Abstract:Sensing and edge artificial intelligence (AI) are envisioned as two essential and interconnected functions in sixth-generation (6G) mobile networks. On the one hand, sensing-empowered applications rely on powerful AI models to extract features and understand semantics from ubiquitous wireless sensors. On the other hand, the massive amount of sensory data serves as the fuel to continuously refine edge AI models. This deep integration of sensing and edge AI has given rise to a new task-oriented paradigm known as integrated sensing and edge AI (ISEA), which features a holistic design approach to communication, AI computation, and sensing for optimal sensing-task performance.
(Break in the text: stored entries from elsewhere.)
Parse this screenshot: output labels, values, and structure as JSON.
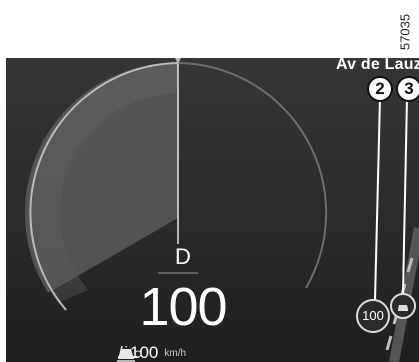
{
  "figure_ref": "57035",
  "street_name": "Av de Lauzun",
  "callouts": [
    "2",
    "3"
  ],
  "gear": "D",
  "speed": "100",
  "speed_limit": {
    "value": "100",
    "unit": "km/h"
  },
  "speed_limit_sign": "100",
  "icons": [
    "lane-assist-icon",
    "cruise-control-icon",
    "vehicle-ahead-icon"
  ],
  "colors": {
    "background": "#2e2e2e",
    "gauge_fill": "#5a5a5a",
    "text": "#ffffff"
  }
}
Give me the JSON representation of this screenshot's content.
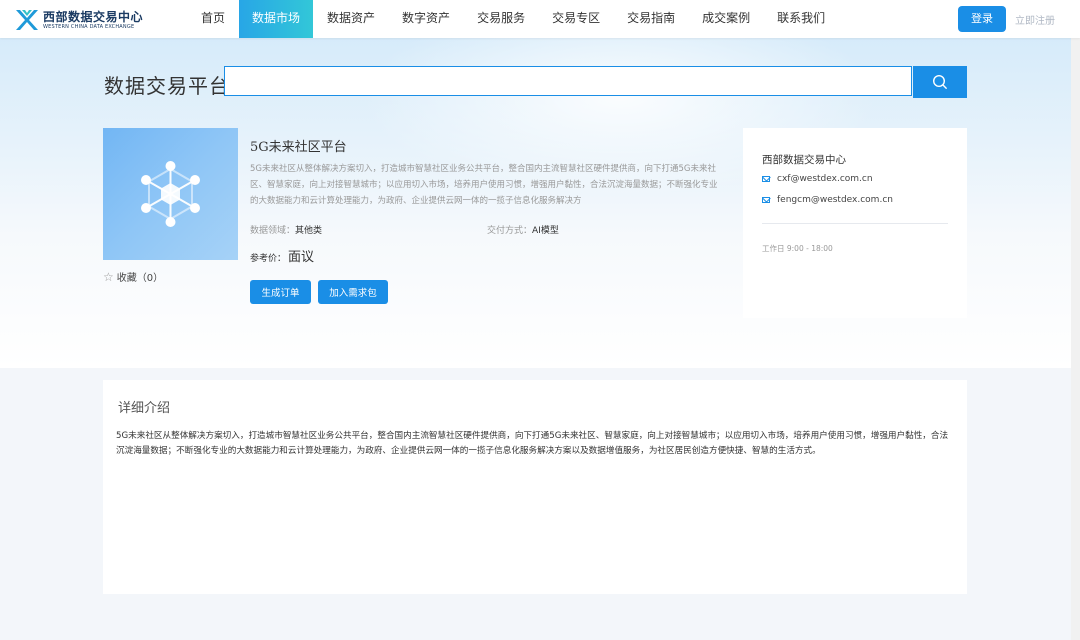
{
  "header": {
    "logo_cn": "西部数据交易中心",
    "logo_en": "WESTERN CHINA DATA EXCHANGE",
    "nav": [
      {
        "label": "首页",
        "active": false
      },
      {
        "label": "数据市场",
        "active": true
      },
      {
        "label": "数据资产",
        "active": false
      },
      {
        "label": "数字资产",
        "active": false
      },
      {
        "label": "交易服务",
        "active": false
      },
      {
        "label": "交易专区",
        "active": false
      },
      {
        "label": "交易指南",
        "active": false
      },
      {
        "label": "成交案例",
        "active": false
      },
      {
        "label": "联系我们",
        "active": false
      }
    ],
    "login_label": "登录",
    "register_label": "立即注册"
  },
  "search": {
    "title": "数据交易平台",
    "value": "",
    "icon": "search-icon"
  },
  "product": {
    "title": "5G未来社区平台",
    "description": "5G未来社区从整体解决方案切入，打造城市智慧社区业务公共平台，整合国内主流智慧社区硬件提供商，向下打通5G未来社区、智慧家庭，向上对接智慧城市；以应用切入市场，培养用户使用习惯，增强用户黏性，合法沉淀海量数据；不断强化专业的大数据能力和云计算处理能力，为政府、企业提供云网一体的一揽子信息化服务解决方",
    "domain_label": "数据领域：",
    "domain_value": "其他类",
    "delivery_label": "交付方式：",
    "delivery_value": "AI模型",
    "price_label": "参考价：",
    "price_value": "面议",
    "favorite_label": "收藏（0）",
    "order_button": "生成订单",
    "demand_button": "加入需求包"
  },
  "contact": {
    "org": "西部数据交易中心",
    "emails": [
      "cxf@westdex.com.cn",
      "fengcm@westdex.com.cn"
    ],
    "work_hours": "工作日 9:00 - 18:00"
  },
  "detail": {
    "title": "详细介绍",
    "text": "5G未来社区从整体解决方案切入，打造城市智慧社区业务公共平台，整合国内主流智慧社区硬件提供商，向下打通5G未来社区、智慧家庭，向上对接智慧城市；以应用切入市场，培养用户使用习惯，增强用户黏性，合法沉淀海量数据；不断强化专业的大数据能力和云计算处理能力，为政府、企业提供云网一体的一揽子信息化服务解决方案以及数据增值服务，为社区居民创造方便快捷、智慧的生活方式。"
  },
  "colors": {
    "accent": "#1a8ee6",
    "nav_active_start": "#28a6e6",
    "nav_active_end": "#32c7d8"
  }
}
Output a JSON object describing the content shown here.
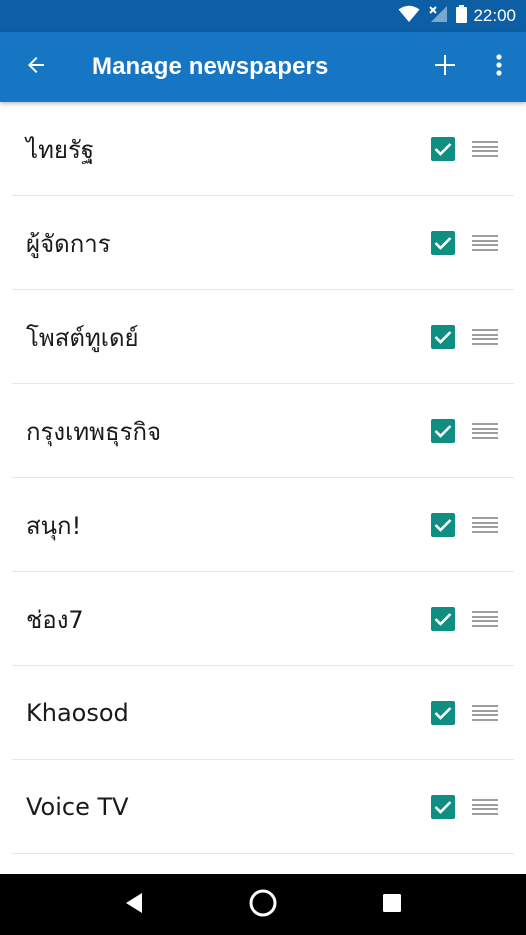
{
  "status_bar": {
    "time": "22:00",
    "icons": [
      "wifi-icon",
      "signal-no-service-icon",
      "battery-icon"
    ]
  },
  "app_bar": {
    "title": "Manage newspapers",
    "back_icon": "arrow-left-icon",
    "add_icon": "plus-icon",
    "menu_icon": "more-vert-icon"
  },
  "colors": {
    "status_bar": "#0d5fa5",
    "app_bar": "#1776c3",
    "checkbox": "#0e8f82",
    "handle": "#9e9e9e"
  },
  "newspapers": [
    {
      "name": "ไทยรัฐ",
      "checked": true
    },
    {
      "name": "ผู้จัดการ",
      "checked": true
    },
    {
      "name": "โพสต์ทูเดย์",
      "checked": true
    },
    {
      "name": "กรุงเทพธุรกิจ",
      "checked": true
    },
    {
      "name": "สนุก!",
      "checked": true
    },
    {
      "name": "ช่อง7",
      "checked": true
    },
    {
      "name": "Khaosod",
      "checked": true
    },
    {
      "name": "Voice TV",
      "checked": true
    }
  ],
  "nav_bar": {
    "icons": [
      "back-triangle-icon",
      "home-circle-icon",
      "recents-square-icon"
    ]
  }
}
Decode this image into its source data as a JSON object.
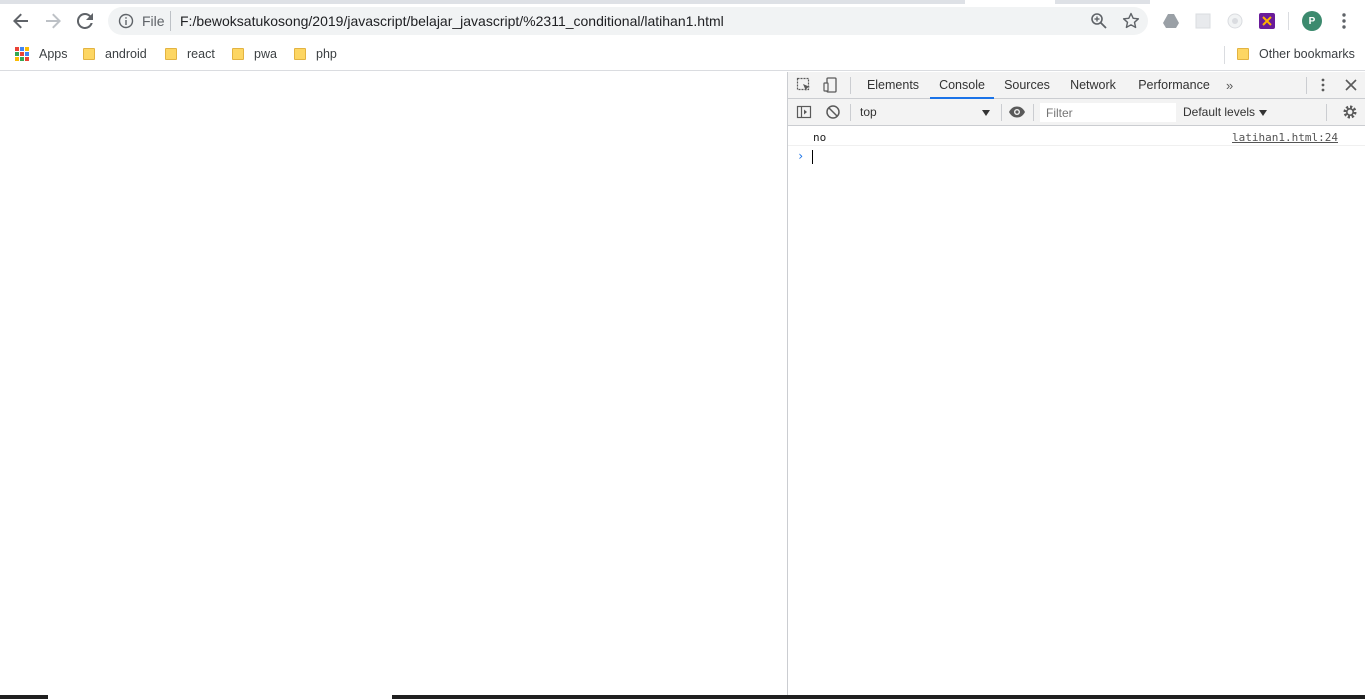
{
  "toolbar": {
    "file_label": "File",
    "url": "F:/bewoksatukosong/2019/javascript/belajar_javascript/%2311_conditional/latihan1.html",
    "profile_initial": "P"
  },
  "bookmarks": {
    "apps_label": "Apps",
    "items": [
      {
        "label": "android"
      },
      {
        "label": "react"
      },
      {
        "label": "pwa"
      },
      {
        "label": "php"
      }
    ],
    "other_label": "Other bookmarks"
  },
  "devtools": {
    "tabs": [
      {
        "label": "Elements"
      },
      {
        "label": "Console"
      },
      {
        "label": "Sources"
      },
      {
        "label": "Network"
      },
      {
        "label": "Performance"
      }
    ],
    "active_tab": "Console",
    "more_tabs_label": "»",
    "context": "top",
    "filter_placeholder": "Filter",
    "levels_label": "Default levels",
    "messages": [
      {
        "text": "no",
        "source": "latihan1.html:24"
      }
    ],
    "prompt_symbol": "›"
  },
  "colors": {
    "accent": "#1a73e8",
    "folder": "#fdd663",
    "profile": "#3c8a6e"
  }
}
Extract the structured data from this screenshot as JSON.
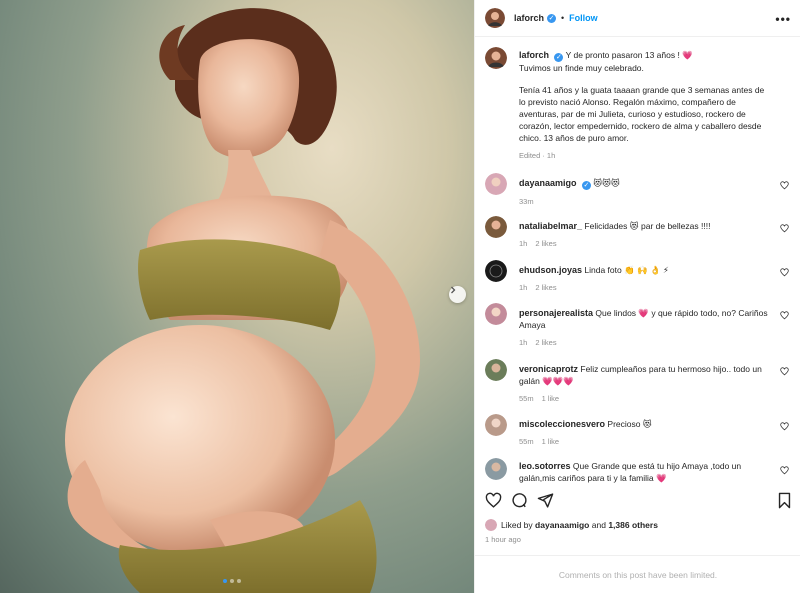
{
  "post": {
    "username": "laforch",
    "follow_label": "Follow",
    "bullet": "•",
    "more_label": "•••",
    "verified_mark": "✓"
  },
  "caption": {
    "username": "laforch",
    "line1": "Y de pronto pasaron 13 años ! 💗",
    "line2": "Tuvimos un finde muy celebrado.",
    "paragraph": "Tenía 41 años y la guata taaaan grande que 3 semanas antes de lo previsto nació Alonso. Regalón máximo, compañero de aventuras, par de mi Julieta, curioso y estudioso, rockero de corazón, lector empedernido, rockero de alma y caballero desde chico. 13 años de puro amor.",
    "meta": "Edited · 1h"
  },
  "comments": [
    {
      "username": "dayanaamigo",
      "text": "😻😻😻",
      "time": "33m",
      "likes": "",
      "avatar_color": "#d8a7b5"
    },
    {
      "username": "nataliabelmar_",
      "text": "Felicidades 😻 par de bellezas !!!!",
      "time": "1h",
      "likes": "2 likes",
      "avatar_color": "#7a5a3c"
    },
    {
      "username": "ehudson.joyas",
      "text": "Linda foto 👏 🙌 👌 ⚡",
      "time": "1h",
      "likes": "2 likes",
      "avatar_color": "#1a1a1a"
    },
    {
      "username": "personajerealista",
      "text": "Que lindos 💗 y que rápido todo, no? Cariños Amaya",
      "time": "1h",
      "likes": "2 likes",
      "avatar_color": "#c38b9a"
    },
    {
      "username": "veronicaprotz",
      "text": "Feliz cumpleaños para tu hermoso hijo.. todo un galán 💗💗💗",
      "time": "55m",
      "likes": "1 like",
      "avatar_color": "#6b7d5a"
    },
    {
      "username": "miscoleccionesvero",
      "text": "Precioso 😻",
      "time": "55m",
      "likes": "1 like",
      "avatar_color": "#b99a8a"
    },
    {
      "username": "leo.sotorres",
      "text": "Que Grande que está tu hijo Amaya ,todo un galán,mis cariños para ti y la familia 💗",
      "time": "",
      "likes": "",
      "avatar_color": "#8a9aa2"
    }
  ],
  "likes": {
    "prefix": "Liked by",
    "user": "dayanaamigo",
    "and": "and",
    "others": "1,386 others"
  },
  "time_ago": "1 hour ago",
  "limited_notice": "Comments on this post have been limited.",
  "icons": {
    "heart": "heart-icon",
    "comment": "comment-icon",
    "share": "share-icon",
    "save": "bookmark-icon",
    "next": "chevron-right-icon"
  },
  "colors": {
    "accent": "#0095f6",
    "verified": "#3897f0",
    "muted": "#8e8e8e"
  }
}
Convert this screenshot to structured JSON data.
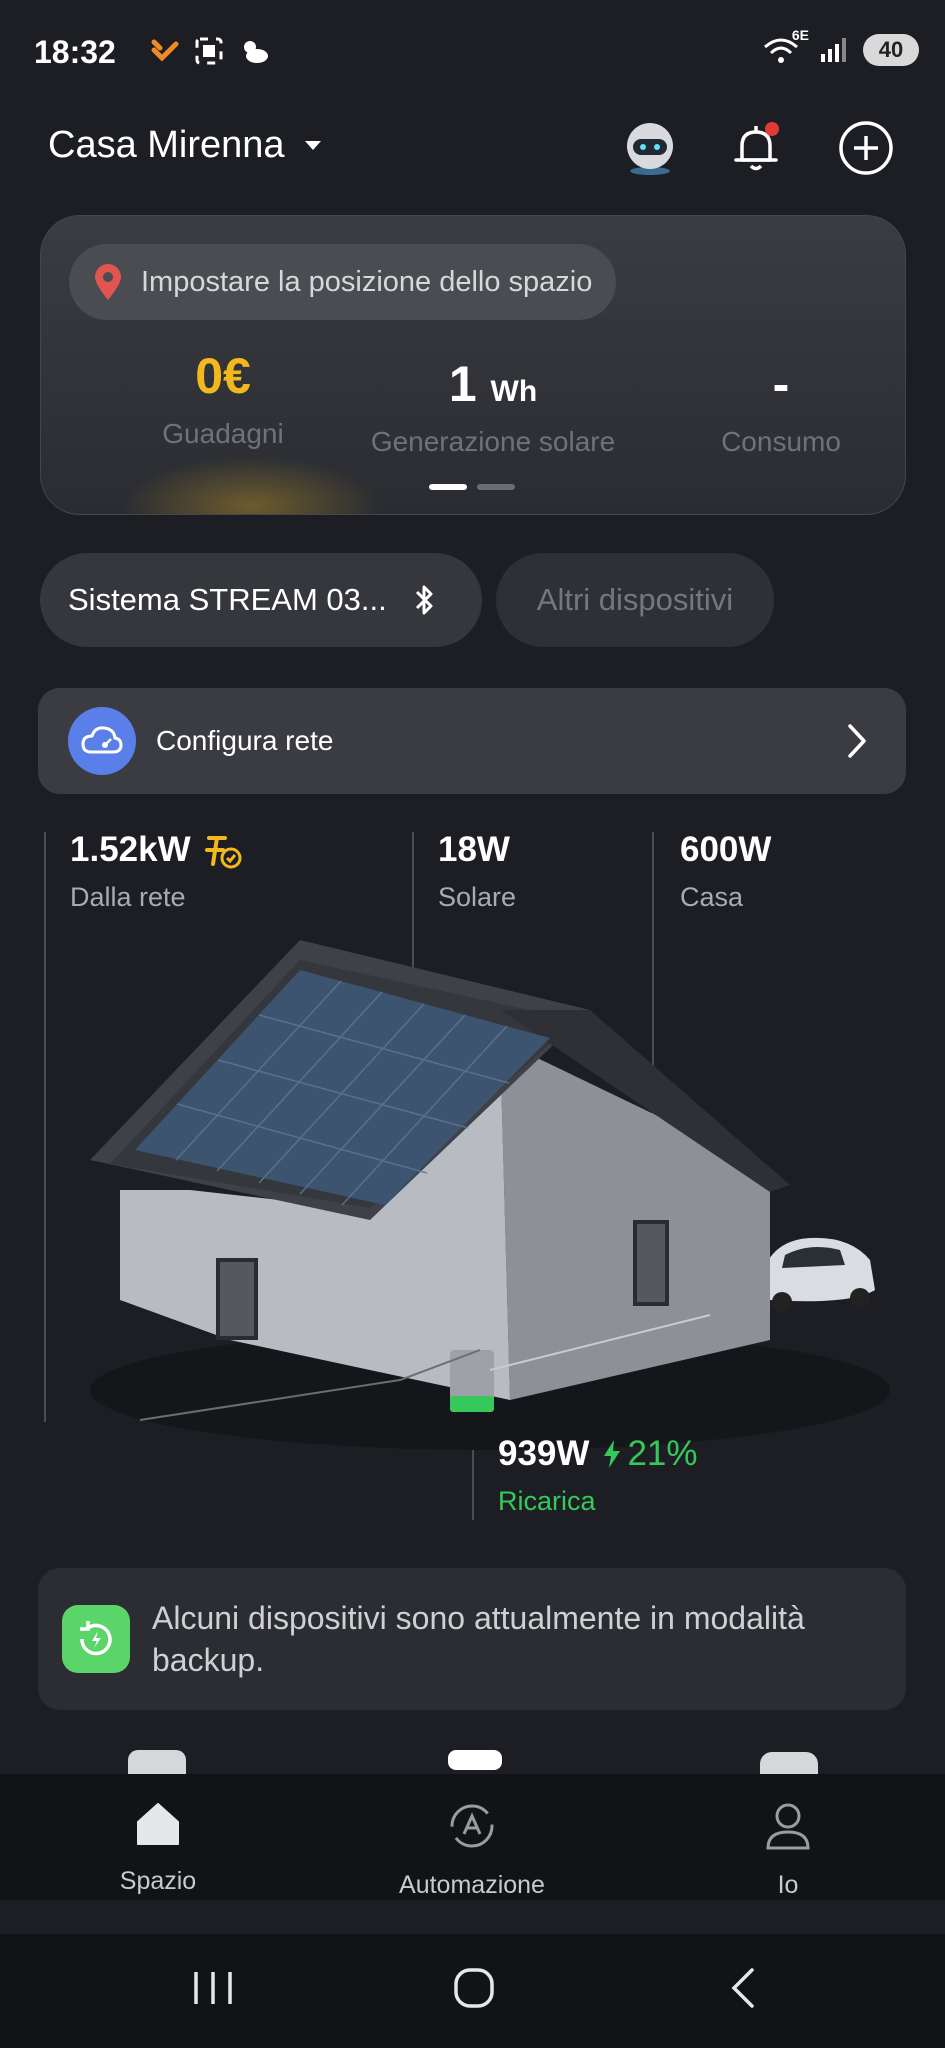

In this article, we present a comprehensive survey for ISEA. We first provide technical preliminaries for sensing, edge AI, and new communication paradigms in ISEA. Then, we study several use cases of ISEA to demonstrate its practical relevance and introduce current standardization and industrial progress. Next, the design principles, metrics, tradeoffs, and architectures of ISEA are established, followed by a thorough overview of ISEA techniques, including digital air interface, over-the-air computation, and advanced signal processing. Its interplay with various 6G advancements, e.g., new physical-layer and networking techniques, are presented. Finally, we present future research opportunities in ISEA, including the integration of foundation models, convergence of ISEA and integrated sensing and communications (ISAC), and ultra-low-latency ISEA.